Auch Bildung bleibt in der uns zugänglichen Form ein westlicher Gedanke. Der immer enthaltene, utopische Aspekt ist nicht auflösbar. Man könnte meinen, der verbrauchte Avantgarde-Gedanke wird vermisst. Die Sehnsucht nach einem neuen Aufbruch wird spürbar, auch wenn in den begleitenden Magazinen Gedanken vorgetragen werden wie der, dass Kunstwerke heute als Zeichen erscheinen, „die aus ihrer eigenen Zukunft herausgefallen sind.“ Angedeutete Schlussfolgerungen in der Form, dass Kunst heute als politisch gelten kann, weil sie durch und durch ästhetisch ist, bleiben zu hinterfragen.



Zum Ende:



Der wichtige Documenta-Beitrag ist die Schaffung einer neuen, eigenen Örtlichkeit im Stadtraum, des Aue-Pavillons, und die Art seiner Bestückung. Es ist der Versuch eines suggestiven Miteinanders, der als Zäsur verstanden wird, und in dieser Form voller „Illusionen“ ist, ohne dies hier kritisch verstehen zu wollen. Die Documenta tritt als Veranstaltung der Behauptungen und Infragestellungen bis hin zur Relativierung und Auflösung auf. Die Skulptur Projekte in Münster dagegen erscheinen trotz der dargestellten Verschiebungen als erneute Vergewisserung und qualitätvolle Bestätigung von Positionen, auch als kontinuierliche, kuratorische Befragung der gewählten Aufgabenstellung.

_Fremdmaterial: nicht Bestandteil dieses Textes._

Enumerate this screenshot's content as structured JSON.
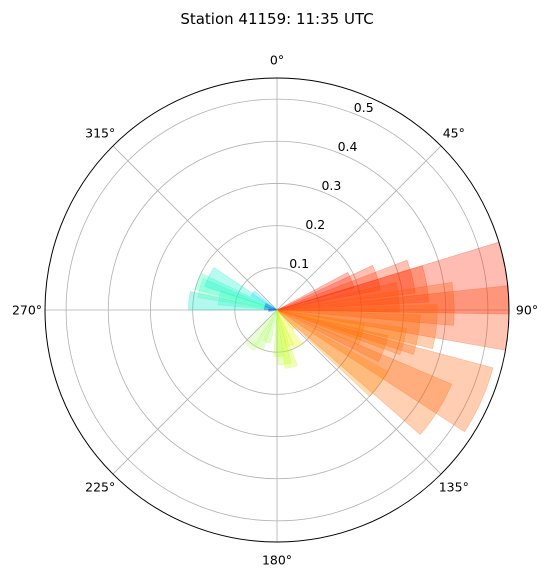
{
  "chart_data": {
    "type": "polar-bar",
    "title": "Station 41159: 11:35 UTC",
    "theta_direction": "clockwise",
    "theta_zero": "N",
    "theta_tick_labels": [
      "0°",
      "45°",
      "90°",
      "135°",
      "180°",
      "225°",
      "270°",
      "315°"
    ],
    "theta_ticks_deg": [
      0,
      45,
      90,
      135,
      180,
      225,
      270,
      315
    ],
    "r_ticks": [
      0.1,
      0.2,
      0.3,
      0.4,
      0.5
    ],
    "r_tick_labels": [
      "0.1",
      "0.2",
      "0.3",
      "0.4",
      "0.5"
    ],
    "r_max": 0.55,
    "r_label_angle_deg": 22.5,
    "grid": true,
    "colormap": "jet",
    "bar_alpha": 0.3,
    "bars": [
      {
        "theta_deg": 68,
        "width_deg": 12,
        "r": 0.19,
        "color": "#ff1f00"
      },
      {
        "theta_deg": 72,
        "width_deg": 14,
        "r": 0.25,
        "color": "#ff2a00"
      },
      {
        "theta_deg": 76,
        "width_deg": 14,
        "r": 0.33,
        "color": "#ff3500"
      },
      {
        "theta_deg": 80,
        "width_deg": 14,
        "r": 0.36,
        "color": "#ff4000"
      },
      {
        "theta_deg": 82,
        "width_deg": 18,
        "r": 0.55,
        "color": "#ff2200"
      },
      {
        "theta_deg": 84,
        "width_deg": 14,
        "r": 0.29,
        "color": "#ff4b00"
      },
      {
        "theta_deg": 88,
        "width_deg": 14,
        "r": 0.42,
        "color": "#ff5500"
      },
      {
        "theta_deg": 92,
        "width_deg": 16,
        "r": 0.55,
        "color": "#ff4000"
      },
      {
        "theta_deg": 96,
        "width_deg": 16,
        "r": 0.38,
        "color": "#ff6000"
      },
      {
        "theta_deg": 100,
        "width_deg": 16,
        "r": 0.34,
        "color": "#ff6a00"
      },
      {
        "theta_deg": 104,
        "width_deg": 12,
        "r": 0.31,
        "color": "#ff7500"
      },
      {
        "theta_deg": 106,
        "width_deg": 14,
        "r": 0.21,
        "color": "#ff7f00"
      },
      {
        "theta_deg": 110,
        "width_deg": 14,
        "r": 0.27,
        "color": "#ff6f00"
      },
      {
        "theta_deg": 114,
        "width_deg": 18,
        "r": 0.53,
        "color": "#ff5a00"
      },
      {
        "theta_deg": 122,
        "width_deg": 18,
        "r": 0.45,
        "color": "#ff6400"
      },
      {
        "theta_deg": 126,
        "width_deg": 14,
        "r": 0.3,
        "color": "#ff8a00"
      },
      {
        "theta_deg": 135,
        "width_deg": 12,
        "r": 0.06,
        "color": "#ffc400"
      },
      {
        "theta_deg": 150,
        "width_deg": 14,
        "r": 0.1,
        "color": "#e8f500"
      },
      {
        "theta_deg": 160,
        "width_deg": 12,
        "r": 0.09,
        "color": "#d4ff00"
      },
      {
        "theta_deg": 166,
        "width_deg": 12,
        "r": 0.14,
        "color": "#c8ff00"
      },
      {
        "theta_deg": 172,
        "width_deg": 14,
        "r": 0.13,
        "color": "#b8ff10"
      },
      {
        "theta_deg": 178,
        "width_deg": 12,
        "r": 0.11,
        "color": "#aaff20"
      },
      {
        "theta_deg": 198,
        "width_deg": 14,
        "r": 0.08,
        "color": "#9eff5a"
      },
      {
        "theta_deg": 206,
        "width_deg": 14,
        "r": 0.1,
        "color": "#a8ff60"
      },
      {
        "theta_deg": 216,
        "width_deg": 14,
        "r": 0.11,
        "color": "#b0ff70"
      },
      {
        "theta_deg": 276,
        "width_deg": 12,
        "r": 0.21,
        "color": "#00e8c0"
      },
      {
        "theta_deg": 282,
        "width_deg": 14,
        "r": 0.14,
        "color": "#20ffc8"
      },
      {
        "theta_deg": 286,
        "width_deg": 14,
        "r": 0.19,
        "color": "#40ffb0"
      },
      {
        "theta_deg": 290,
        "width_deg": 12,
        "r": 0.2,
        "color": "#30ffc0"
      },
      {
        "theta_deg": 296,
        "width_deg": 16,
        "r": 0.18,
        "color": "#10f0d0"
      },
      {
        "theta_deg": 304,
        "width_deg": 12,
        "r": 0.07,
        "color": "#00d8ff"
      },
      {
        "theta_deg": 278,
        "width_deg": 14,
        "r": 0.03,
        "color": "#0050ff"
      },
      {
        "theta_deg": 294,
        "width_deg": 14,
        "r": 0.03,
        "color": "#0030e0"
      },
      {
        "theta_deg": 270,
        "width_deg": 12,
        "r": 0.02,
        "color": "#0010b0"
      },
      {
        "theta_deg": 262,
        "width_deg": 12,
        "r": 0.02,
        "color": "#2090ff"
      }
    ]
  }
}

Ausblickend: Stellen sich diese thematischen und inhaltlichen Vorgaben der Ausstellungskonzepte noch als zukunftsweisend dar oder reflektieren sie sich nicht nur unaufhörlich in den mit ihnen aufgestellten „Spiegeln“? Ist nicht die Stele von Mc Cracken im Eingang des Fridericianums – auf der Ebene einer hier bewusst forcierten Lesbarkeit – eine symptomatische Inszenierung dieser endlosen Bespiegelungen? Der heuristische Wert beider Ausstellungsprojekte ist unbestritten, die nachhaltige Wirkung der übergeordneten, „großen“ Fragestellungen steht auf dem Prüfstand.